Goldberg’s story was retold at the RSA conference in San Francisco this week, where WIRED’s Lily Newman dug up stories. Also coming from RSA: a warning that as ransomware becomes less profitable, attackers may turn to Business Email Compromised (BEC) scams to make money – BEC attacks are already very profitable.
Also this week, dark web marketplace AlphaBay is about to complete its journey back to the top of the online underworld. The original AlphaBay site – home to more than 350,000 product listings ranging from drugs to cybercrime services – was purged from the dark web in July 2017. as part of a massive law enforcement operation. However, AlphaBay’s second-in-command, an actor under the name DeSnake, survived the law enforcement operation and relaunched the site last year. AlphaBay is now growing rapidly and is on the verge of resuming its dominant position in the dark web market.
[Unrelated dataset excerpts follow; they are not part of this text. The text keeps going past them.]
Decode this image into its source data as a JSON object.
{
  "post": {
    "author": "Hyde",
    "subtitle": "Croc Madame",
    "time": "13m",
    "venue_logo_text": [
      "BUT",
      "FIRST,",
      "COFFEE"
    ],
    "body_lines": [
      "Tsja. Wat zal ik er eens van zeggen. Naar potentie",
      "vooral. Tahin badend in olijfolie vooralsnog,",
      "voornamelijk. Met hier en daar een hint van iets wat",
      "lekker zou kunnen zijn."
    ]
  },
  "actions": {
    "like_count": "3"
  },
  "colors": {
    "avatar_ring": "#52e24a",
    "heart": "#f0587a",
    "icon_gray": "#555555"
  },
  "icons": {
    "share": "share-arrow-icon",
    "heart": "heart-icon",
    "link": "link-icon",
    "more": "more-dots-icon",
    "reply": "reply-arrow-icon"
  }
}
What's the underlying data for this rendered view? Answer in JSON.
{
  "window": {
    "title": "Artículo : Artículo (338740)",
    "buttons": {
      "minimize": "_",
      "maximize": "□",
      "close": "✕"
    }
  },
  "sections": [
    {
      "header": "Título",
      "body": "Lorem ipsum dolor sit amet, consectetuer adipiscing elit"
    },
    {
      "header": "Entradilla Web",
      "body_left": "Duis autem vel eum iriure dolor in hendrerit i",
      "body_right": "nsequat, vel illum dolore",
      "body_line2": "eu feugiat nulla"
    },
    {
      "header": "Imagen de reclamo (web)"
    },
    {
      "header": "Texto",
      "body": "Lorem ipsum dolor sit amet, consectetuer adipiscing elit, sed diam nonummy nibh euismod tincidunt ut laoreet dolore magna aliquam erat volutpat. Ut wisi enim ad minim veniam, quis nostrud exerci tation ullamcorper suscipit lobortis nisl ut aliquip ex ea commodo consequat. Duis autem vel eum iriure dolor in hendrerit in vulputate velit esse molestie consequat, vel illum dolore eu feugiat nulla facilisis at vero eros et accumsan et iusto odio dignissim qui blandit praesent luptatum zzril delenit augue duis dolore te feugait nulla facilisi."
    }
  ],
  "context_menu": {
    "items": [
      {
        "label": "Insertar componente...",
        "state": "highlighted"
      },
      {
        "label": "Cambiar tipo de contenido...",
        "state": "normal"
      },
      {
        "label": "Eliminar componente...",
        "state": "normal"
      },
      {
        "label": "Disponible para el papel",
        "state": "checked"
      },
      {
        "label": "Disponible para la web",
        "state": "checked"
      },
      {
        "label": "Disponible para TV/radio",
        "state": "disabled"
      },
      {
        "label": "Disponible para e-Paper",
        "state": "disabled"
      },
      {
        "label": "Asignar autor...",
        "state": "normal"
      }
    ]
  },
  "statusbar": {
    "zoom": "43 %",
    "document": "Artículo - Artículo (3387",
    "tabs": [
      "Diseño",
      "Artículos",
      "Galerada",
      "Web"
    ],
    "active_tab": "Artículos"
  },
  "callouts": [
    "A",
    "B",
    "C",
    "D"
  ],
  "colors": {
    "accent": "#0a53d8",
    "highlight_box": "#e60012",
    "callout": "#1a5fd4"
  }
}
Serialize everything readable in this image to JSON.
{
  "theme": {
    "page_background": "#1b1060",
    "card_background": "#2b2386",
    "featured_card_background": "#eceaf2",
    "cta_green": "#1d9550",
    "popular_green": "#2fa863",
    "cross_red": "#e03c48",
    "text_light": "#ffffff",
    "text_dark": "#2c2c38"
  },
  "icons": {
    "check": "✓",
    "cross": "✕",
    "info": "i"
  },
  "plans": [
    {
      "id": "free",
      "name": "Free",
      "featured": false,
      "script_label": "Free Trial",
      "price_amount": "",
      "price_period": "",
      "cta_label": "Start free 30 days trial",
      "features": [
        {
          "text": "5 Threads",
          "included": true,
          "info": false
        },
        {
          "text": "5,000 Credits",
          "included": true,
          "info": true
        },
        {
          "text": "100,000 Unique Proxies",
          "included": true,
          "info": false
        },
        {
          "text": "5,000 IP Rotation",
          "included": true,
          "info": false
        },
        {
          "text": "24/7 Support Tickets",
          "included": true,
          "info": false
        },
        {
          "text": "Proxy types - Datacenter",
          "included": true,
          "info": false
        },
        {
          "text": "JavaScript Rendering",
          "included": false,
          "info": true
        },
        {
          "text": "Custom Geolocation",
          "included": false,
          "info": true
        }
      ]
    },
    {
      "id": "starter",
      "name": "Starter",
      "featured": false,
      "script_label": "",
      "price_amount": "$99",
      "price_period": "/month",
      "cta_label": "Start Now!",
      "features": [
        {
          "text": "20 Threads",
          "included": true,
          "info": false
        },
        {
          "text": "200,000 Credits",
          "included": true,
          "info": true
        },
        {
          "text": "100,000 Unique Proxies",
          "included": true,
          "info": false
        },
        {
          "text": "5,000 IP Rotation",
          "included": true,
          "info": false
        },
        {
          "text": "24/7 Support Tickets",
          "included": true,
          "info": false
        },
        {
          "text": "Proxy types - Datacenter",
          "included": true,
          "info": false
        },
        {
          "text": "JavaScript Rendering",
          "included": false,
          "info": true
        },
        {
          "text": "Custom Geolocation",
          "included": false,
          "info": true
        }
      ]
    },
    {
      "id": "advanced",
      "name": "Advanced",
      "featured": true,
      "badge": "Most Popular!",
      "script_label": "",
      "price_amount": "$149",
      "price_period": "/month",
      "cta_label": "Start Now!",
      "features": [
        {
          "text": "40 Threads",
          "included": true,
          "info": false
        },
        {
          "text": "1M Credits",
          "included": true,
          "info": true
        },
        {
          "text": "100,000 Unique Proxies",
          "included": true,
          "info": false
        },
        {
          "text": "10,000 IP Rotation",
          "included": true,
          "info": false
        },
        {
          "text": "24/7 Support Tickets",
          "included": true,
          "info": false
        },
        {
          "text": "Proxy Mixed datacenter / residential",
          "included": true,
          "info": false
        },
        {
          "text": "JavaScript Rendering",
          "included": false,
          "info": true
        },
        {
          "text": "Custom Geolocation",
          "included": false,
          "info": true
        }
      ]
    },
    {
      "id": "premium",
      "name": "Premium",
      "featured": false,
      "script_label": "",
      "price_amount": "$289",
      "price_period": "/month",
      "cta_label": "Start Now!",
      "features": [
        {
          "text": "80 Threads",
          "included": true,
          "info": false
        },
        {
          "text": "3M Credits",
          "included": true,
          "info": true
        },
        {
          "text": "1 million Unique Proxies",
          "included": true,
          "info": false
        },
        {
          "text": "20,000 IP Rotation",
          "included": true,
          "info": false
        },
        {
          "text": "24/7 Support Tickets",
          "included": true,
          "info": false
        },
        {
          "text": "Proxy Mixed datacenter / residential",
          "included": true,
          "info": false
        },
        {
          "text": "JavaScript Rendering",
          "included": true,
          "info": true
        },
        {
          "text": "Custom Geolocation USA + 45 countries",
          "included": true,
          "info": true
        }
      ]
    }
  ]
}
Elsewhere, Apple held its annual Worldwide Developers Conference this week and unveiled iOS 16, macOS Ventura, and some new MacBooks—WIRED’s Gear team has you covered for everything Apple announced at WWDC. However, there are two notable new security features worth mentioning: Apple is replacing passcodes with new cryptographic passwords and introducing a safety check feature to help people out of abuse. Database firm MongoDB also held its own event this week, and while it wasn’t as high-profile as WWDC, MongoDB’s new Queryable encryption tool could be a key defense against data leaks.
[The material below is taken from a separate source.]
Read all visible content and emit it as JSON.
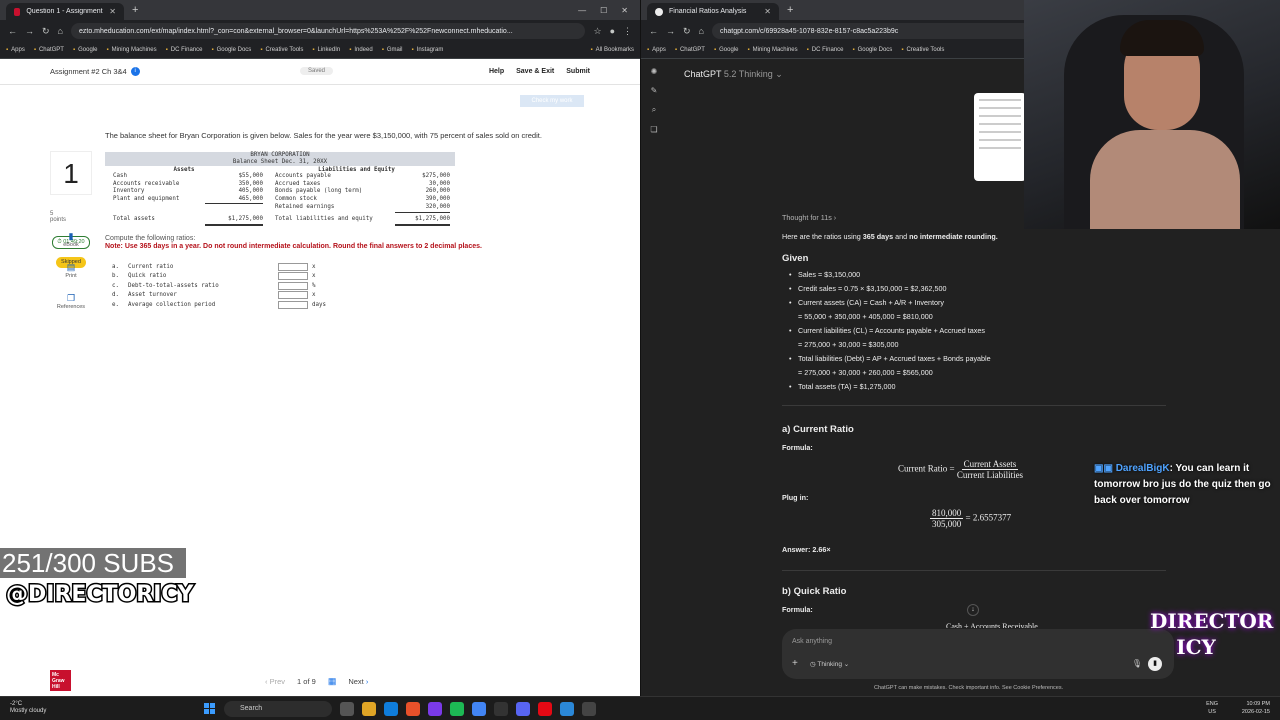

Also this week, we reported on a Tesla flaw that allows anyone to create their own NFC car key. New research by the Mozilla Foundation has found that misinformation and hate speech are flooding TikTok ahead of Kenya’s elections in early August. Elon Musk has reportedly gained access to Twitter’s “firehose”, raising privacy concerns. And we dove into the shocking new evidence televised by the House committee on Jan. 6.
But that’s not all, folks. Each week, we round up the big security and privacy news we haven’t covered. Click the links for the full stories and be safe out there.
Over the past two years, state-sponsored hackers working on behalf of the Chinese government have targeted a host of communications technologies, ranging from home routers to large telecommunications networks. That’s according to the NSA, FBI and the Cybersecurity and Infrastructure Security Agency (CISA), which released security advisories this week detailing the “widespread” hack.
From 2020 since then, China-backed actors have been exploiting publicly known software flaws in hardware and incorporating compromised devices into their own attack infrastructure. According to US agencies, the attacks typically involved five steps. Chinese hackers would use publicly available tools to scan for network vulnerabilities. They will then gain initial access through online services, gain access to login credentials from systems, gain access to routers and copy network traffic before finally exfiltrating the victim’s data.